Shaddes, of a yard long, and for sweetnes and fatnes a reasonable good fish, he is only full of small bones.

Grampus, porpois, seales, stingraies, bretts, mullets, white salmons, trout, soles, playse, comfish, rockfish, eeles, lampreys, cat-fish, perch of three sorts, shrimp, crefishes, cockles, mushells, and more such like, like needles[s] to name, all good fish.

There is a garfish [a species of belone] some of which are a yard long, small and round like an eele, and as big as a man's leg, having a long snout full of sharp teeth.

Oysters there be in whole bancks and beds, and those of the best I have seene some thirteen inches long.

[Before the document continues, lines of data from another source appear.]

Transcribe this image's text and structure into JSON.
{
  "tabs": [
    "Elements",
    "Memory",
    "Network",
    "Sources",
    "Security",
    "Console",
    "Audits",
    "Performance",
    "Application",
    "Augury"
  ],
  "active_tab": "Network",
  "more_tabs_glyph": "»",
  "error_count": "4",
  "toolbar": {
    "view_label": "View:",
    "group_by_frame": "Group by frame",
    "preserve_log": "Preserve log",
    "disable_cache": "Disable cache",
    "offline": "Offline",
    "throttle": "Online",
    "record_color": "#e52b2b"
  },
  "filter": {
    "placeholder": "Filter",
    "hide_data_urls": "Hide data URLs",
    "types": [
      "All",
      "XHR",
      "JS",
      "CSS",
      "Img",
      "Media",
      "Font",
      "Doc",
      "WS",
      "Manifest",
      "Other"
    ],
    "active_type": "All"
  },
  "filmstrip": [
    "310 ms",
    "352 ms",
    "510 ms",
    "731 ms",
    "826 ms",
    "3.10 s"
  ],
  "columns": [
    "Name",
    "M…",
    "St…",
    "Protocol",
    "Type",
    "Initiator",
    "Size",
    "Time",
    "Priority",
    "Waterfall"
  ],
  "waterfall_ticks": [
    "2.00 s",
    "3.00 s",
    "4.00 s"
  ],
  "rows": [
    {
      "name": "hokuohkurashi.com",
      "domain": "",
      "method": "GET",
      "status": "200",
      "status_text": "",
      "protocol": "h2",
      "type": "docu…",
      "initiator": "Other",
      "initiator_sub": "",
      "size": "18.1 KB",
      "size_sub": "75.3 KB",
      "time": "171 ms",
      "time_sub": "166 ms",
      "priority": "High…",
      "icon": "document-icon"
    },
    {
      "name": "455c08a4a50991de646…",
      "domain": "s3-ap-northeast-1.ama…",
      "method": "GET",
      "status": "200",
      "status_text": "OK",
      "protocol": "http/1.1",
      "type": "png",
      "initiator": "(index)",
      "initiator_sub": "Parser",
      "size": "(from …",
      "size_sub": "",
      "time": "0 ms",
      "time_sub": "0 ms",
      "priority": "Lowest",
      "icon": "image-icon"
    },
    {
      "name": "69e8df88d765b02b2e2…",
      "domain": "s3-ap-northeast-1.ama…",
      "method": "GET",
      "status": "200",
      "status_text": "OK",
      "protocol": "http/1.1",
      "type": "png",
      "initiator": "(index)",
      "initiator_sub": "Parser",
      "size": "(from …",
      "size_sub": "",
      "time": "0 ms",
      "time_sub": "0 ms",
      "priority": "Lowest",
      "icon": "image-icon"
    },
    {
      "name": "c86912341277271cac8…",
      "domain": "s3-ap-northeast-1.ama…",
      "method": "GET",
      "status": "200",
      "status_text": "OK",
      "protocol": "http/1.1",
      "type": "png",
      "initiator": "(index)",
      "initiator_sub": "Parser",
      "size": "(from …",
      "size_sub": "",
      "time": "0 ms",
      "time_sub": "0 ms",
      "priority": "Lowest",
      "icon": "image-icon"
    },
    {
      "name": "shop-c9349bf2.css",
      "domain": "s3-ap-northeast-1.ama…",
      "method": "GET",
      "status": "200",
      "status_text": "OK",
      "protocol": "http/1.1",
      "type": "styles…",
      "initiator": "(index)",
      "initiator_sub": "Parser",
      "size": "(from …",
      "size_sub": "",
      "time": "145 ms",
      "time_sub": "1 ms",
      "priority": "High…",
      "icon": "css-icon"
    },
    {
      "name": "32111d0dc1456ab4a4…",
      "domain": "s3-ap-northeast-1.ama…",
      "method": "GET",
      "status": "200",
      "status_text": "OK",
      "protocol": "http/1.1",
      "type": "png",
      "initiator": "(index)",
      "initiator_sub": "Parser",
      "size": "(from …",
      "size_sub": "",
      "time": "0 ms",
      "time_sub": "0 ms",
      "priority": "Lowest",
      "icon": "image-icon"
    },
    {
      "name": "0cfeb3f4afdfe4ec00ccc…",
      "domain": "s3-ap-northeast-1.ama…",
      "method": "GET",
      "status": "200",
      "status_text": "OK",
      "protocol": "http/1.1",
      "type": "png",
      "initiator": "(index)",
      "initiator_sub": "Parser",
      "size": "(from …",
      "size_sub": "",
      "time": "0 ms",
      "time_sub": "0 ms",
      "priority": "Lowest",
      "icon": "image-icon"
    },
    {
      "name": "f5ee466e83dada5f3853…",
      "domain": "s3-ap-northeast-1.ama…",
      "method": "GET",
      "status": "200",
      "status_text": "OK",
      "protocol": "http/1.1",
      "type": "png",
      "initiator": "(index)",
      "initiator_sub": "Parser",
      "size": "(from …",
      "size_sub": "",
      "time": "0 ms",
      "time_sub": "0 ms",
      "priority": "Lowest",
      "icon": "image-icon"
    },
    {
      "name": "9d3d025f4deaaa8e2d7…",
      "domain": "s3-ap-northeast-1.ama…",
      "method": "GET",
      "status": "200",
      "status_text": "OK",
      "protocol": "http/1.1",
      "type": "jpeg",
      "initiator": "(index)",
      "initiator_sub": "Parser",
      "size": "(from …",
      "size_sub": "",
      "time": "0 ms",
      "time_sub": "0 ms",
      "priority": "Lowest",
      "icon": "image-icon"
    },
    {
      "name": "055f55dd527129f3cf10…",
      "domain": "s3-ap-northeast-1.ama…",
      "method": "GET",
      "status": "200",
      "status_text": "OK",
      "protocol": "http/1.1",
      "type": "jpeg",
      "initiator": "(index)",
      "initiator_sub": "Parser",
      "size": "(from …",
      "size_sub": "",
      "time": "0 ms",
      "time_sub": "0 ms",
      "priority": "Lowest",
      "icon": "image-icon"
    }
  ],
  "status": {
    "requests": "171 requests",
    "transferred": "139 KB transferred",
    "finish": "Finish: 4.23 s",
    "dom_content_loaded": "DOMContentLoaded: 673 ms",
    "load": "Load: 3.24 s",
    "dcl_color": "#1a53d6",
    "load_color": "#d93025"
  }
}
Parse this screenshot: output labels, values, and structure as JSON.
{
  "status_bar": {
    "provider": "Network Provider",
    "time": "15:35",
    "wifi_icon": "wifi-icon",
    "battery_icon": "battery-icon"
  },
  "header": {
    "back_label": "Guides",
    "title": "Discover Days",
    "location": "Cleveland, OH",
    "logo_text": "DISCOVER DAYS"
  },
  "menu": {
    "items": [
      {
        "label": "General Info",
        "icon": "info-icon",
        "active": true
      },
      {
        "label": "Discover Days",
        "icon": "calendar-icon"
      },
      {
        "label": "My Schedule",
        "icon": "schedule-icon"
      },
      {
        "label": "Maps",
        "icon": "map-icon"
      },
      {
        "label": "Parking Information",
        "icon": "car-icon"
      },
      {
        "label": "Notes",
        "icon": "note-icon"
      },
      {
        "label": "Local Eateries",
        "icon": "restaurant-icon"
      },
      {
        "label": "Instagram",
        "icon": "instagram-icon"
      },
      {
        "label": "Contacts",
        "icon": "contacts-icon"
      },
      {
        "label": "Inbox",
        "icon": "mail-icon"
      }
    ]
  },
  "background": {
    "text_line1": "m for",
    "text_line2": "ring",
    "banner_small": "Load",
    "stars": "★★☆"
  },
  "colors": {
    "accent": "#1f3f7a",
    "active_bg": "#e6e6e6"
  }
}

The savages use to boyle oysters and mussels together, and with the broath they make a good spoone meat, thickened with the flower of their wheat; an yt is a great thrit and husbandry with them to hang the oysters upon strings (being shaul and dried.) in the smoake, thereby to preserve them all the yeare.

There be two sorts of sea crabs, and the one our people call a king king crabb, and they are taken in shoall waters from off the shore a dozen at a tyme hangingone upon another's tails; they are of a foote in length and half a foote in bredth, having manie leggs an a long tayle; the Indians seldom eat of this king.